よって第1階層でバンが落ちるわずかな時間の間に、下の階層ではよりたくさんの任務を果たすことができる…ということになります。
このような仕事をしていると、職業病のようなもので夢と現実の見分けがつかなくなりがちです。
そのような時に用いるアイテムにトーテムがあります。
コブはコマをトーテムとして使っていますが、これは、元々は妻のモルが使っていたもので、コマが回り続ければ夢、コマが勢いを失くして倒れれば現実と判断します。
物語の最後…ミッションを終えて無事に帰宅したコブは、自宅でトーテムのコマを回します。
このコマが横転すれば現実ということになりますが、それが分からないまま(コマが不安定な感じで回り続けたまま)物語は幕を閉じます。
ラストシーンで、コブが生きている世界が夢なのか現実なのか曖昧なエンディングは、多くの鑑賞者に疑問を与えて、議論を呼びました。
ハッピーエンドと捉えた人もいれば、バッドエンドと捉えた人もいます。
あれから13年……、クリストファー・ノーラン監督は『オッペンハイマー』の宣伝の際に、監督自身が持っている“正しい答え”を明かしました。
“最後のショットの意味は、コブがあの時点において結果を気にしなくなった…ということだ。
曖昧ではあるが、感情的には曖昧ではない。
観客にとっての知的なものだ。”
…何かノーラン監督らしい言い回しで仰られています。
数回観れば『インセプション』は特に難解な映画ではなく、情報量が多いことから1度観ただけでは全てを把握しにくい作品だということがわかります。

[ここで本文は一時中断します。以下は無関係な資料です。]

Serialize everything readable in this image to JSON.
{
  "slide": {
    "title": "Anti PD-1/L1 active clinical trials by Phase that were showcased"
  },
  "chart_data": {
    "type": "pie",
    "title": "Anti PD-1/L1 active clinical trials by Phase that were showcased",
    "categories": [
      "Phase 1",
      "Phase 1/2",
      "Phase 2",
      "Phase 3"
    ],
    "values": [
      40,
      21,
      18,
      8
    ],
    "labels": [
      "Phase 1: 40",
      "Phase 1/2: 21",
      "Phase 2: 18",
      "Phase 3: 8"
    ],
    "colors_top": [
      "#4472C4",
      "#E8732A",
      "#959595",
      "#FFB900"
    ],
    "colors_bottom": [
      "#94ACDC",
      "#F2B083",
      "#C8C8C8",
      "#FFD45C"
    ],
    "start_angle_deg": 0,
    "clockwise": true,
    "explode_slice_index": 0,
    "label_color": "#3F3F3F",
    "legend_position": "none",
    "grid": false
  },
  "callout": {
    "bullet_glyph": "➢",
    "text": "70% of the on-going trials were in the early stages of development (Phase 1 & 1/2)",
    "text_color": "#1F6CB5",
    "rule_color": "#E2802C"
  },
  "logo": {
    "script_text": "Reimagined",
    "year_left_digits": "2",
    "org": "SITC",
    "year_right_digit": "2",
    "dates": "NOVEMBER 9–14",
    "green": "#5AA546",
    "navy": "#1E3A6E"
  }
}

何度も観返して、少しずつ不明な部分を明らかにしながら余裕を持って観ることで、この映画がド派手なアクション大作ではなく、実は切ないヒューマンドラマだということがわかるはずです。
とても独創的で、創造力と想像力にユーモアを少々…、それに実行力が完全な状態で兼ね備えられた作品です。

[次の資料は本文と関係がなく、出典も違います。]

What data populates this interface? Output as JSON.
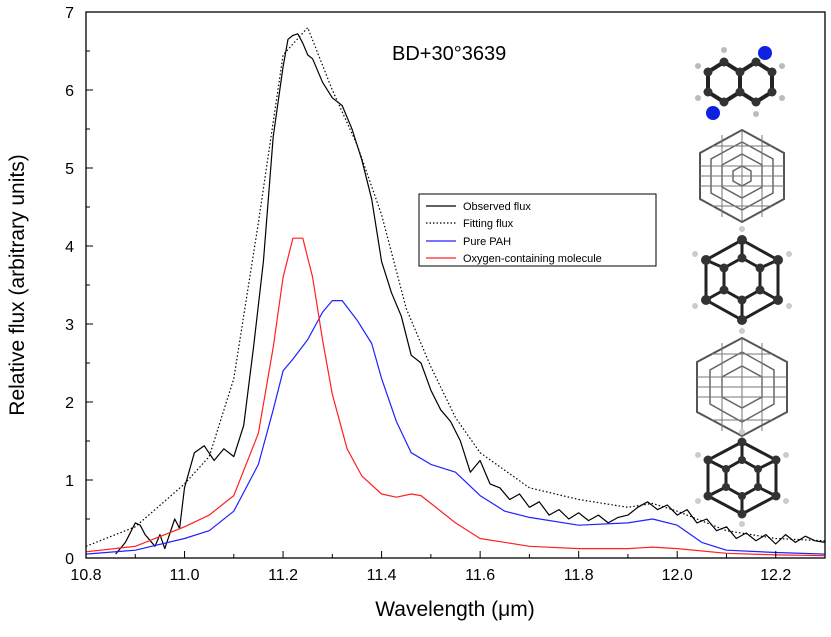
{
  "chart_data": {
    "type": "line",
    "title": "",
    "annotation": "BD+30°3639",
    "xlabel": "Wavelength (μm)",
    "ylabel": "Relative flux (arbitrary units)",
    "xlim": [
      10.8,
      12.3
    ],
    "ylim": [
      0,
      7
    ],
    "xticks": [
      10.8,
      11.0,
      11.2,
      11.4,
      11.6,
      11.8,
      12.0,
      12.2
    ],
    "xtick_labels": [
      "10.8",
      "11.0",
      "11.2",
      "11.4",
      "11.6",
      "11.8",
      "12.0",
      "12.2"
    ],
    "yticks": [
      0,
      1,
      2,
      3,
      4,
      5,
      6,
      7
    ],
    "ytick_labels": [
      "0",
      "1",
      "2",
      "3",
      "4",
      "5",
      "6",
      "7"
    ],
    "legend_position": "center-right",
    "series": [
      {
        "name": "Observed flux",
        "color": "#000000",
        "style": "solid",
        "x": [
          10.86,
          10.88,
          10.9,
          10.91,
          10.92,
          10.94,
          10.95,
          10.96,
          10.98,
          10.99,
          11.0,
          11.02,
          11.04,
          11.06,
          11.08,
          11.1,
          11.12,
          11.14,
          11.16,
          11.18,
          11.2,
          11.21,
          11.22,
          11.23,
          11.24,
          11.25,
          11.26,
          11.28,
          11.3,
          11.32,
          11.34,
          11.36,
          11.38,
          11.4,
          11.42,
          11.44,
          11.46,
          11.48,
          11.5,
          11.52,
          11.54,
          11.56,
          11.58,
          11.6,
          11.62,
          11.64,
          11.66,
          11.68,
          11.7,
          11.72,
          11.74,
          11.76,
          11.78,
          11.8,
          11.82,
          11.84,
          11.86,
          11.88,
          11.9,
          11.92,
          11.94,
          11.96,
          11.98,
          12.0,
          12.02,
          12.04,
          12.06,
          12.08,
          12.1,
          12.12,
          12.14,
          12.16,
          12.18,
          12.2,
          12.22,
          12.24,
          12.26,
          12.28,
          12.3
        ],
        "values": [
          0.05,
          0.2,
          0.45,
          0.42,
          0.3,
          0.15,
          0.3,
          0.12,
          0.5,
          0.38,
          0.9,
          1.35,
          1.44,
          1.25,
          1.4,
          1.3,
          1.7,
          2.7,
          3.8,
          5.4,
          6.3,
          6.65,
          6.7,
          6.72,
          6.6,
          6.45,
          6.4,
          6.1,
          5.9,
          5.8,
          5.5,
          5.1,
          4.6,
          3.8,
          3.4,
          3.1,
          2.6,
          2.5,
          2.15,
          1.9,
          1.75,
          1.5,
          1.1,
          1.25,
          0.95,
          0.9,
          0.75,
          0.82,
          0.65,
          0.72,
          0.55,
          0.62,
          0.5,
          0.58,
          0.48,
          0.55,
          0.45,
          0.52,
          0.55,
          0.65,
          0.72,
          0.62,
          0.68,
          0.55,
          0.62,
          0.45,
          0.5,
          0.35,
          0.4,
          0.25,
          0.32,
          0.22,
          0.3,
          0.18,
          0.3,
          0.2,
          0.28,
          0.22,
          0.2
        ]
      },
      {
        "name": "Fitting flux",
        "color": "#000000",
        "style": "dotted",
        "x": [
          10.8,
          10.9,
          11.0,
          11.05,
          11.1,
          11.15,
          11.2,
          11.25,
          11.3,
          11.35,
          11.4,
          11.45,
          11.5,
          11.55,
          11.6,
          11.7,
          11.8,
          11.9,
          11.95,
          12.0,
          12.1,
          12.2,
          12.3
        ],
        "values": [
          0.15,
          0.4,
          0.95,
          1.3,
          2.3,
          4.3,
          6.45,
          6.8,
          6.0,
          5.3,
          4.4,
          3.2,
          2.45,
          1.8,
          1.35,
          0.9,
          0.75,
          0.65,
          0.7,
          0.6,
          0.35,
          0.25,
          0.22
        ]
      },
      {
        "name": "Pure PAH",
        "color": "#2020ff",
        "style": "solid",
        "x": [
          10.8,
          10.9,
          11.0,
          11.05,
          11.1,
          11.15,
          11.18,
          11.2,
          11.22,
          11.25,
          11.28,
          11.3,
          11.32,
          11.35,
          11.38,
          11.4,
          11.43,
          11.46,
          11.5,
          11.55,
          11.6,
          11.65,
          11.7,
          11.8,
          11.9,
          11.95,
          12.0,
          12.05,
          12.1,
          12.2,
          12.3
        ],
        "values": [
          0.05,
          0.1,
          0.25,
          0.35,
          0.6,
          1.2,
          1.9,
          2.4,
          2.55,
          2.8,
          3.15,
          3.3,
          3.3,
          3.05,
          2.75,
          2.3,
          1.75,
          1.35,
          1.2,
          1.1,
          0.8,
          0.6,
          0.52,
          0.42,
          0.45,
          0.5,
          0.42,
          0.2,
          0.1,
          0.07,
          0.05
        ]
      },
      {
        "name": "Oxygen-containing molecule",
        "color": "#ff2020",
        "style": "solid",
        "x": [
          10.8,
          10.9,
          11.0,
          11.05,
          11.1,
          11.15,
          11.18,
          11.2,
          11.22,
          11.24,
          11.26,
          11.28,
          11.3,
          11.33,
          11.36,
          11.4,
          11.43,
          11.46,
          11.48,
          11.5,
          11.55,
          11.6,
          11.7,
          11.8,
          11.9,
          11.95,
          12.0,
          12.1,
          12.2,
          12.3
        ],
        "values": [
          0.08,
          0.15,
          0.4,
          0.55,
          0.8,
          1.6,
          2.7,
          3.6,
          4.1,
          4.1,
          3.6,
          2.8,
          2.1,
          1.4,
          1.05,
          0.82,
          0.78,
          0.82,
          0.8,
          0.7,
          0.45,
          0.25,
          0.15,
          0.12,
          0.12,
          0.14,
          0.12,
          0.06,
          0.04,
          0.03
        ]
      }
    ],
    "molecule_icons": [
      "molecule-structure-1",
      "molecule-structure-2",
      "molecule-structure-3",
      "molecule-structure-4",
      "molecule-structure-5"
    ]
  }
}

もしも、“サスペンスの巨匠”や“スリラーの神様”と呼ばれたアルフレッド・ヒッチコックさんが生きててこの作品を観たとしたら、白旗を上げたかもしれません。
とは言っても、ノーラン監督もヒッチコックさんの作品をたくさん観たからこそ、こういう作品を造れたのでしょう。
これが因果応報というやつですか…。
とにかく、難しいことなんて置いておいてポップコーン食べてビール飲みながら観ても充分に楽しめる映画です。
それでいて、その奥に潜む心理戦みたいなものを追求することも凄くおもしろい……映画って本当に良いものですね…あぁ~ステキ♪。